3. Implications for Disease
These results have broad implications for understanding neurological and psychiatric disorders. Disrupted basal ganglia circuits are implicated in diseases like Parkinson’s, Huntington’s, and addiction. This study suggests that targeting NMDA receptor function within specific pathways could offer new therapeutic avenues.

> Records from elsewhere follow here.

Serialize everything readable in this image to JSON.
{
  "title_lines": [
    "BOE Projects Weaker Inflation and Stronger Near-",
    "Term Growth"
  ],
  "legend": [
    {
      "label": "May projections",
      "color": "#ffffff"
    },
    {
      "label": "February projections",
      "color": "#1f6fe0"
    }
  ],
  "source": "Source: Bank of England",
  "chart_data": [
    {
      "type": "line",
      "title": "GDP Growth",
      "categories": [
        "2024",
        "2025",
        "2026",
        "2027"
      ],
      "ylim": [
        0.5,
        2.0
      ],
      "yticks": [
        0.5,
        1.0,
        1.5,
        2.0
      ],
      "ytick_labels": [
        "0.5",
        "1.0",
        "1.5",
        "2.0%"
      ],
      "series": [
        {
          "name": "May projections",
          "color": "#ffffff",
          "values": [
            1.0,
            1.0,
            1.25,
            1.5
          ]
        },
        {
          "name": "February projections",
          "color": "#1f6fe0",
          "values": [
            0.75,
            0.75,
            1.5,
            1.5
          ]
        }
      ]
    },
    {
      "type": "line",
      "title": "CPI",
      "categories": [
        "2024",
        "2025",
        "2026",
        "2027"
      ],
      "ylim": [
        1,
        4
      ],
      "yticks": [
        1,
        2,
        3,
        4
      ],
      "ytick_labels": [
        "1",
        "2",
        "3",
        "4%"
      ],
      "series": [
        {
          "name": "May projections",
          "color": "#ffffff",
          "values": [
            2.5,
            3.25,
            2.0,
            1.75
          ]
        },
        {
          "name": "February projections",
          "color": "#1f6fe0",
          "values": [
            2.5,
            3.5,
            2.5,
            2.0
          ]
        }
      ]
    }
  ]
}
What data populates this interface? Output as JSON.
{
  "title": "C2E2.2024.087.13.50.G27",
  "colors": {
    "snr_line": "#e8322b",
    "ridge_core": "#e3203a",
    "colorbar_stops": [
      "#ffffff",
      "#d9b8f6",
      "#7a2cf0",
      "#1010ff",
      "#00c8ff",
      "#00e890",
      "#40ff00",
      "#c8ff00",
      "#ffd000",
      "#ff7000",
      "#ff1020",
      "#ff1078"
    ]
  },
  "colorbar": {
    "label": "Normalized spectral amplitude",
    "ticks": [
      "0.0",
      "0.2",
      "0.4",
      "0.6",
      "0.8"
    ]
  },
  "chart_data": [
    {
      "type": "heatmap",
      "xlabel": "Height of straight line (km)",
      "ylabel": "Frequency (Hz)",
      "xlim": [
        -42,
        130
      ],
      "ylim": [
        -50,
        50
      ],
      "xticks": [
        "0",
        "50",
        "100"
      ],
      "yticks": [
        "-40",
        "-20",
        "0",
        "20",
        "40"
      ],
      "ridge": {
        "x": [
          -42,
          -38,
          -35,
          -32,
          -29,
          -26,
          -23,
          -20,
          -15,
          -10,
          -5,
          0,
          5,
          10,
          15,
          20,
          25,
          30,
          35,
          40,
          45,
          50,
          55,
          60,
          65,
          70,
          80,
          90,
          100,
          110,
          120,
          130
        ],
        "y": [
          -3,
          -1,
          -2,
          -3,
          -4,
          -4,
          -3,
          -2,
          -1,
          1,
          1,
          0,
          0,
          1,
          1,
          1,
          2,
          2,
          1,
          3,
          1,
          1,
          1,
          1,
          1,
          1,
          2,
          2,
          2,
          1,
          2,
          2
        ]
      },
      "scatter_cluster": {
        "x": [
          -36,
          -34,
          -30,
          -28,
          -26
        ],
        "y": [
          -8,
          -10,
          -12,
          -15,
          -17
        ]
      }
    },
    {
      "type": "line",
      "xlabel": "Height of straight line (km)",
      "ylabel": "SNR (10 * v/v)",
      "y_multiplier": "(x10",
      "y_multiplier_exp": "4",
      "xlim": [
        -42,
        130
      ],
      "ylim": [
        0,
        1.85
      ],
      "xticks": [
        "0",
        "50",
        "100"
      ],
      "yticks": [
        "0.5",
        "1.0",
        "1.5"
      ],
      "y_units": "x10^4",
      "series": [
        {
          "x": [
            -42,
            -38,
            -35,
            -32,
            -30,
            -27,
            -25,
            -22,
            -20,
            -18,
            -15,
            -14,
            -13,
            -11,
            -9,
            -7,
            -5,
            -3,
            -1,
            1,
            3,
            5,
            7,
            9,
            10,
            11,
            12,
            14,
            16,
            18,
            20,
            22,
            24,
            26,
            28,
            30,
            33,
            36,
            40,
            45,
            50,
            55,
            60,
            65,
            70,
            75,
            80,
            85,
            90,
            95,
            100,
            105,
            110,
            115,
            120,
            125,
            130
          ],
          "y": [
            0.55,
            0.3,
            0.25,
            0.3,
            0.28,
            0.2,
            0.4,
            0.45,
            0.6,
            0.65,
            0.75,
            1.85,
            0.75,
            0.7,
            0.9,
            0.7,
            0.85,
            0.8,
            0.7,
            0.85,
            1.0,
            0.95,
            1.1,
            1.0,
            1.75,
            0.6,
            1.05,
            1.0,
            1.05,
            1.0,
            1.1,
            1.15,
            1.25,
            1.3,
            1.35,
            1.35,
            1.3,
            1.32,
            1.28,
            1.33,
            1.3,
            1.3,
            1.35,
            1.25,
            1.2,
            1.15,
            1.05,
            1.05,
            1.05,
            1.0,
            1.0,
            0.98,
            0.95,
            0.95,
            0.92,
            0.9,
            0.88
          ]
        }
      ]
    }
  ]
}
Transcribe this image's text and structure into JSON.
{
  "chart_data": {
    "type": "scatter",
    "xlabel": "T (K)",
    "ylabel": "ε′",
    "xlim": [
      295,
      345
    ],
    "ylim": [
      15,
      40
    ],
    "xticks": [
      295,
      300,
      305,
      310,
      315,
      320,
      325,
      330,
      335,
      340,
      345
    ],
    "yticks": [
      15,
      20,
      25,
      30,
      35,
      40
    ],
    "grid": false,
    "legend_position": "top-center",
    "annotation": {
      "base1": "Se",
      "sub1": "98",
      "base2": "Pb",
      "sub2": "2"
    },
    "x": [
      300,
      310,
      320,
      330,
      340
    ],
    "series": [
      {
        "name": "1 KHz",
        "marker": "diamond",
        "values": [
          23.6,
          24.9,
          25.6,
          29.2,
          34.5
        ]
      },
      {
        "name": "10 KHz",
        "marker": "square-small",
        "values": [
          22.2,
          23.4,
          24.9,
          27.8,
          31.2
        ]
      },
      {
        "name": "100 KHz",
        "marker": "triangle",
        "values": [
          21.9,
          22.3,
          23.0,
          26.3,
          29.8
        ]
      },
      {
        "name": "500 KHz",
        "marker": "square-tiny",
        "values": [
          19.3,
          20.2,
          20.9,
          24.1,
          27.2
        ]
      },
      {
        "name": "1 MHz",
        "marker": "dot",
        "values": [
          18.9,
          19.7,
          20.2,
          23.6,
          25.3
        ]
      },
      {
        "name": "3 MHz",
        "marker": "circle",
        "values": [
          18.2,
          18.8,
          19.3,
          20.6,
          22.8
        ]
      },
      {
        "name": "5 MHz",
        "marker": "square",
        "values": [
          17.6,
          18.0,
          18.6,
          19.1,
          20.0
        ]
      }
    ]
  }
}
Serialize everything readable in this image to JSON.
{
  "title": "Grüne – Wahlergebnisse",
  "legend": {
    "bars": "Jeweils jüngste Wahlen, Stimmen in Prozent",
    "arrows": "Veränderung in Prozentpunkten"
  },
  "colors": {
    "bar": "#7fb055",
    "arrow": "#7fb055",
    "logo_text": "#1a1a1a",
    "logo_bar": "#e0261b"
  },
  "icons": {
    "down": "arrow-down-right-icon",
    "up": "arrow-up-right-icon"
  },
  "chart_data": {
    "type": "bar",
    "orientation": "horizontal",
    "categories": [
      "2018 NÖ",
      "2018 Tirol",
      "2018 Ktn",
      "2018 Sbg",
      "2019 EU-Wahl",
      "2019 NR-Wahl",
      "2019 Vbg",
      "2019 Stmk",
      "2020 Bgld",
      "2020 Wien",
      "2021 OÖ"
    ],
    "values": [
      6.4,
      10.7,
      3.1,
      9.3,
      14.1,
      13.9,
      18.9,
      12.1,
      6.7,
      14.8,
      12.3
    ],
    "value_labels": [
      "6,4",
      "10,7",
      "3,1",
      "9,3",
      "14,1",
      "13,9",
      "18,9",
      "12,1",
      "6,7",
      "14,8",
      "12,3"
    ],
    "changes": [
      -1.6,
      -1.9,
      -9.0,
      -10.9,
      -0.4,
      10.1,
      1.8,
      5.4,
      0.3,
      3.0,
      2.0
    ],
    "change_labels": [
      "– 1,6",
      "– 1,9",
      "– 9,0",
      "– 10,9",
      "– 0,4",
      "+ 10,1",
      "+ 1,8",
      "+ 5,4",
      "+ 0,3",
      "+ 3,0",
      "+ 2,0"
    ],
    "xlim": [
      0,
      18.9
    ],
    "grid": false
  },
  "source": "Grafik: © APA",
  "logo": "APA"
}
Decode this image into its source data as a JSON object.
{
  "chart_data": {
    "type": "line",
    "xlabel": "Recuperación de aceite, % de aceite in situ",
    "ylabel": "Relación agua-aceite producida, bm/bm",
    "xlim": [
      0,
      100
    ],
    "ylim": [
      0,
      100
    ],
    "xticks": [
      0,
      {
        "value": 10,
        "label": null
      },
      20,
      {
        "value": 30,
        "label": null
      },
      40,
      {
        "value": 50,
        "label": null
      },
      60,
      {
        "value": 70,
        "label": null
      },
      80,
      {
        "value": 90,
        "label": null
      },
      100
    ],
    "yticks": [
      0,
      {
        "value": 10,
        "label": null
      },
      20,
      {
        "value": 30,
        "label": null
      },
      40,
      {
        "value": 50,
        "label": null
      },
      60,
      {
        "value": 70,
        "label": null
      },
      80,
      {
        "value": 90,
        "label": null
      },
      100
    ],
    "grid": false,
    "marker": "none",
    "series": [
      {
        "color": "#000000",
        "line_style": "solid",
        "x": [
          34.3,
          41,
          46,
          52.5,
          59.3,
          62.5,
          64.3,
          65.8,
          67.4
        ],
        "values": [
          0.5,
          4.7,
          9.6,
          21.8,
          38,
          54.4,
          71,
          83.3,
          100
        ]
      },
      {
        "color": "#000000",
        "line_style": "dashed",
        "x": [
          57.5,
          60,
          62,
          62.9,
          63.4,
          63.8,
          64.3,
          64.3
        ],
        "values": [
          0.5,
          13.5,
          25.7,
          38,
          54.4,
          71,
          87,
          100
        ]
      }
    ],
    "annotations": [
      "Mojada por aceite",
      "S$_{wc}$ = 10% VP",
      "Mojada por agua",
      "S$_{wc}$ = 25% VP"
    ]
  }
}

Summary of Key Observations
| Aspect | Wild-Type Mice | NMDA Receptor Knockout Mice |
|---|---|---|
| Synaptic Input | Normal synaptic connectivity | Reduced connectivity |
| Plasticity | Functional plasticity (LTP) | Impaired plasticity |
| Goal-Directed Behavior | Adaptive learning | Deficient learning |
| Exploratory Behavior | Habituation to new stimuli | Persistently exploratory |
What to Pay Attention To
1. The Role of Inhibitory Circuits
While the direct pathway often takes the spotlight, this study emphasizes the importance of inhibitory circuits in regulating not just movement but cognitive processes like learning and decision-making.
2. A Model for Neurological Disorders
This work provides a framework for studying basal ganglia dysfunctions. For instance:
- In Parkinson’s disease, dopamine loss disrupts both direct and indirect pathways. Understanding the role of NMDA receptors helps clarify how synaptic plasticity breaks down in these conditions.
- In Huntington’s disease, where iMSNs are particularly vulnerable, this study underscores the critical balance NMDA receptors maintain.
3. Experimental Rigor
From conditional knockout models to electrophysiological recordings, the methodological diversity here strengthens the conclusions. The combination of in vitro (brain slice) and in vivo (behavioral) approaches ensures that findings are grounded in both cellular and functional contexts.
Personal Reflections on the Study
What stands out most about this chapter in my career is how it brought together seemingly disparate fields—molecular biology, circuit neuroscience, and behavior—to tell a cohesive story. As someone who has always been fascinated by the intersection of cellular mechanisms and their broader behavioral manifestations, this project was a perfect fit.
This study posed broader questions that continue to intrigue me: To what extent can modulating NMDA receptors or dopamine signaling within basal ganglia pathways restore balance and improve outcomes in movement disorders like Parkinson’s disease?
Closing Thoughts
The basal ganglia may often be seen as the brain’s motor control center, but this work highlights its far-reaching influence on cognition and behavior. NMDA receptors, with their dual role as gatekeepers and amplifiers of synaptic change, are at the heart of this story. Through this study, we take one step closer to understanding how the brain’s intricate circuits shape who we are and how we act.
For anyone delving into neuroscience—or simply curious about how our brains function—I encourage you to think about the balance and interplay of these pathways. Sometimes, it’s the inhibitory circuits, the ones that say “not now,” that hold the key to understanding how we move, learn, and adapt.